Le trajet était simple, ils quittaient depuis le pôle Sud la tundra de l'Antaride et prenaient pour cap la 70ème longitude du globe. Après plusieurs kilomètres dans de tortueux marécages, ils arriveraient aux frontières du désert austral puis apercevraient les hauteurs du mont Mawson. C'est alors qu'ils suivraient les crêtes arides jusqu'au fort de Cathor, installé au sommet du mont Ross.

S'ils étaient amenés à croiser des autochtones, bien entendu, le pacte Protector leur interdisait de dévoiler leur identité, ou même de parler du système solaire. Aucune technologie ne devait être démontrée, Steen avait tout de même caché un alesard sous sa veste noire. On n'était jamais trop prudent.

Le martien faisait passer son exosquelette pour une armure sophistiquée, le robot en faisait de même concernant son apparence non biologique. Le plan était simple et rien ne pouvait l'interrompre. Du moins, cela se déroulait à merveille jusqu'à ce qu'ils croisèrent la route d'un étrange être vivant à l'aménase de Sekaïa.

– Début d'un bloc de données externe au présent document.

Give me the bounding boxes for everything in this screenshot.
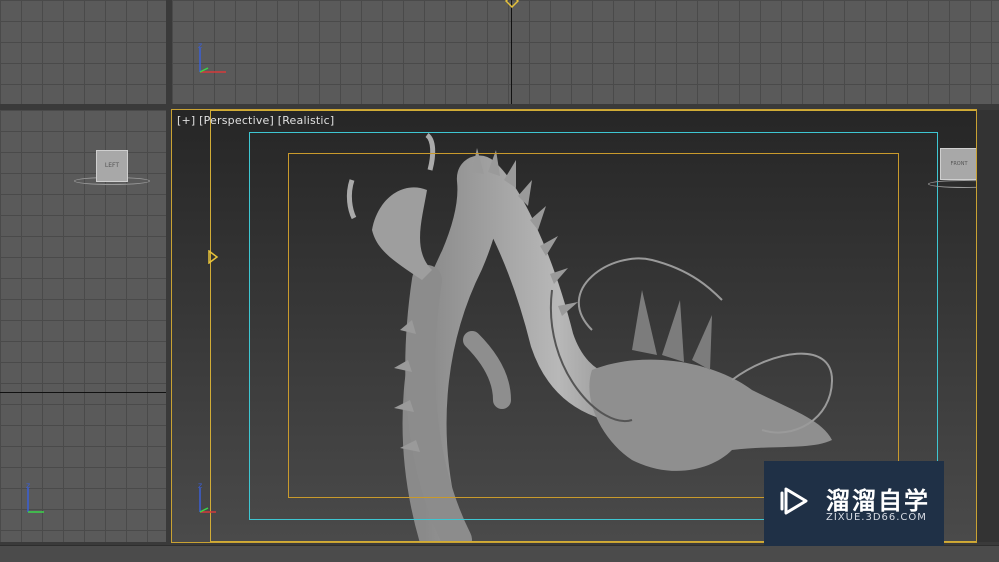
camera-marker-icon (208, 250, 219, 264)
viewport-menu-view[interactable]: [Perspective] (199, 114, 274, 127)
viewcube[interactable]: FRONT (940, 148, 976, 180)
axis-gizmo-icon: z (26, 482, 44, 513)
play-logo-icon (780, 487, 808, 515)
svg-text:z: z (26, 482, 30, 490)
front-viewport[interactable]: z (172, 0, 999, 104)
viewport-border (976, 110, 999, 542)
viewport-label: [+] [Perspective] [Realistic] (177, 114, 334, 127)
left-viewport[interactable]: LEFT z (0, 110, 166, 542)
svg-text:z: z (198, 42, 202, 50)
camera-target-icon (505, 0, 519, 8)
viewport-menu-shading[interactable]: [Realistic] (278, 114, 335, 127)
watermark-brand: 溜溜自学 (826, 487, 930, 515)
viewcube[interactable]: LEFT (96, 150, 128, 182)
watermark-url: ZIXUE.3D66.COM (826, 512, 927, 523)
top-viewport[interactable] (0, 0, 166, 104)
left-axis-line (0, 392, 166, 393)
viewport-menu-plus[interactable]: [+] (177, 114, 195, 127)
status-bar (0, 545, 999, 562)
viewcube-label: FRONT (950, 161, 968, 167)
axis-gizmo-icon: z (198, 482, 216, 513)
watermark-badge: 溜溜自学 ZIXUE.3D66.COM (764, 461, 944, 546)
front-axis-line (511, 0, 512, 104)
svg-text:z: z (198, 482, 202, 490)
axis-gizmo-icon: z (198, 42, 226, 73)
viewcube-label: LEFT (104, 162, 120, 169)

Ce jour là, ils avaient voyagé plus de dix heures sur leur monture. La température avoisinait les 30 degrés. Le sol se réchauffait peu à peu. Au soleil, le ressenti était plus élevé. Steen avait presque manqué d'eau, lui qui ne savait pas se rationner, et s'était pris une énième réprimande de son comparse le robot :

« Vous devriez faire attention à votre consommation, monsieur Kelter. Vous ne voudriez pas boire mon liquide de refroidissement en cas d'extrême urgence. »

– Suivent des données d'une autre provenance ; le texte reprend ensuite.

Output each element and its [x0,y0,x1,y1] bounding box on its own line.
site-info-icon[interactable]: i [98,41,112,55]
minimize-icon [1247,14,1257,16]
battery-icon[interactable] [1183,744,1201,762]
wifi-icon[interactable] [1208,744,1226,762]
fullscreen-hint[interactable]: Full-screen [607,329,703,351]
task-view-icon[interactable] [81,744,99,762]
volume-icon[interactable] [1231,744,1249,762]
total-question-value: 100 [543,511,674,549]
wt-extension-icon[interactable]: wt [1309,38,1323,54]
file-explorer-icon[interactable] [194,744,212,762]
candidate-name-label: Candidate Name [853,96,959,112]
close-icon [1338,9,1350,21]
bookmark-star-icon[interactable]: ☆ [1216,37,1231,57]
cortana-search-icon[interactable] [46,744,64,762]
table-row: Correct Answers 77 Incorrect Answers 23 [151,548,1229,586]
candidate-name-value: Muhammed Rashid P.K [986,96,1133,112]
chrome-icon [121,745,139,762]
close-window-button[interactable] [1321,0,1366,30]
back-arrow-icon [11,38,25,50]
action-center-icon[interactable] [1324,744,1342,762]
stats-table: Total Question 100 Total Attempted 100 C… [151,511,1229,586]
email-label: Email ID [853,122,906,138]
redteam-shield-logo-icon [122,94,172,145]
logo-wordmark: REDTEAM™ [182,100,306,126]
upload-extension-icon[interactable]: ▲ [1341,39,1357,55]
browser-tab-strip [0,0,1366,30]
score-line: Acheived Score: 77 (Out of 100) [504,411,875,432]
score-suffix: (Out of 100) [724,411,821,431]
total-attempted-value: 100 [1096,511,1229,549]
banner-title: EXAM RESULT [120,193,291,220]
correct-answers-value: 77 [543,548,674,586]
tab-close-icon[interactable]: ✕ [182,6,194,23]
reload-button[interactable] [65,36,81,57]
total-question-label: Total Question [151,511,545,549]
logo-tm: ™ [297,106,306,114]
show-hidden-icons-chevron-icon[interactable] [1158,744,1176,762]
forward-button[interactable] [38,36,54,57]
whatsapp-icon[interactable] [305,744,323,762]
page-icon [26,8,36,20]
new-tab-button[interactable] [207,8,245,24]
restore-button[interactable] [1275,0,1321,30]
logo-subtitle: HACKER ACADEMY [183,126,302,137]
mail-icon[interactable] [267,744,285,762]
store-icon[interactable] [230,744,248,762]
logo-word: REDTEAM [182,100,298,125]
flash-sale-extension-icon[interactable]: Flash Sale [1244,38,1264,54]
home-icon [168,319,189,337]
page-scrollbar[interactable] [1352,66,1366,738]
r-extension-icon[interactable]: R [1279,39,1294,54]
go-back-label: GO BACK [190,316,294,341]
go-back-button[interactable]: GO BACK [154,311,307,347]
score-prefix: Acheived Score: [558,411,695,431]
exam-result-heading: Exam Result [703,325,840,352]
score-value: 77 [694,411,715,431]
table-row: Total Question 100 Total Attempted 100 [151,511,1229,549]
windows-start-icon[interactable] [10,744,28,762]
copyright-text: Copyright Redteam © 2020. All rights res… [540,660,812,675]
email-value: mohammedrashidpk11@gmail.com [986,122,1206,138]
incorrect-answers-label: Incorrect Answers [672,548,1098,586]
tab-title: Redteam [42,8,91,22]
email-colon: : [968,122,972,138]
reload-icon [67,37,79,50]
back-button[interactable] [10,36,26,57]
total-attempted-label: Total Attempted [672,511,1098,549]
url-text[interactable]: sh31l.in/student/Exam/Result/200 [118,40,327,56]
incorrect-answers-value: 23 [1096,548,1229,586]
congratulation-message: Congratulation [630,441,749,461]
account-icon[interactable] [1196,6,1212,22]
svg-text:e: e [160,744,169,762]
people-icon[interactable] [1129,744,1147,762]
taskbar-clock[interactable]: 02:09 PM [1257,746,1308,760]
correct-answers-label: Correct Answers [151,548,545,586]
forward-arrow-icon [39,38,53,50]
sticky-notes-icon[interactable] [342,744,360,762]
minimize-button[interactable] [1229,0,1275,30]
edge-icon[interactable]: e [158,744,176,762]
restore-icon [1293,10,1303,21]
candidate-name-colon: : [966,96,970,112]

Le martien avait réagi en une seule grimace de dégoût.

Ils étaient alors arrivé près de la bâtisse en pierre, maintenue par quelques poutres de bois asséchées. Deux hommes coupant des bûches les regardèrent avec des yeux circonspects, machouillant du tabac à chiquer derrière leurs dents abîmées. Dans la bâtisse, un âtre fumait encore du feu de la veille. Les nuits étaient froides, malgré la chaleur étouffante du jour. La porte mit fin à un éternel grincement en se claquant avec fracas.

Dedans, c'était le désert social. Au fond, trois vieux baroudeurs jouaient avec des cartes usées, ignorant royalement les deux inconnus en armure. Derrière un comptoir en bois massif, un vieillard bourru époussetait pots et pichets tachés. Son regard bleu pâle se posa sur eux quelques secondes, puis il reprit son travail, disposant délicatement chaque verre dans une étagère, posée à cet effet. L'un des trois loubards du fond se mit à crier :

« Boarf ! C'est pas d'main la veille qu'on verra débarquer des donzelles dans c'te taudis moi j'vous l'dis !

— Haha, c'est sûr qu'il n'y a que des drôles de types en armure par ici ! railla un autre en jetant ses cartes sur la table, désignant les deux inconnus d'un geste du menton.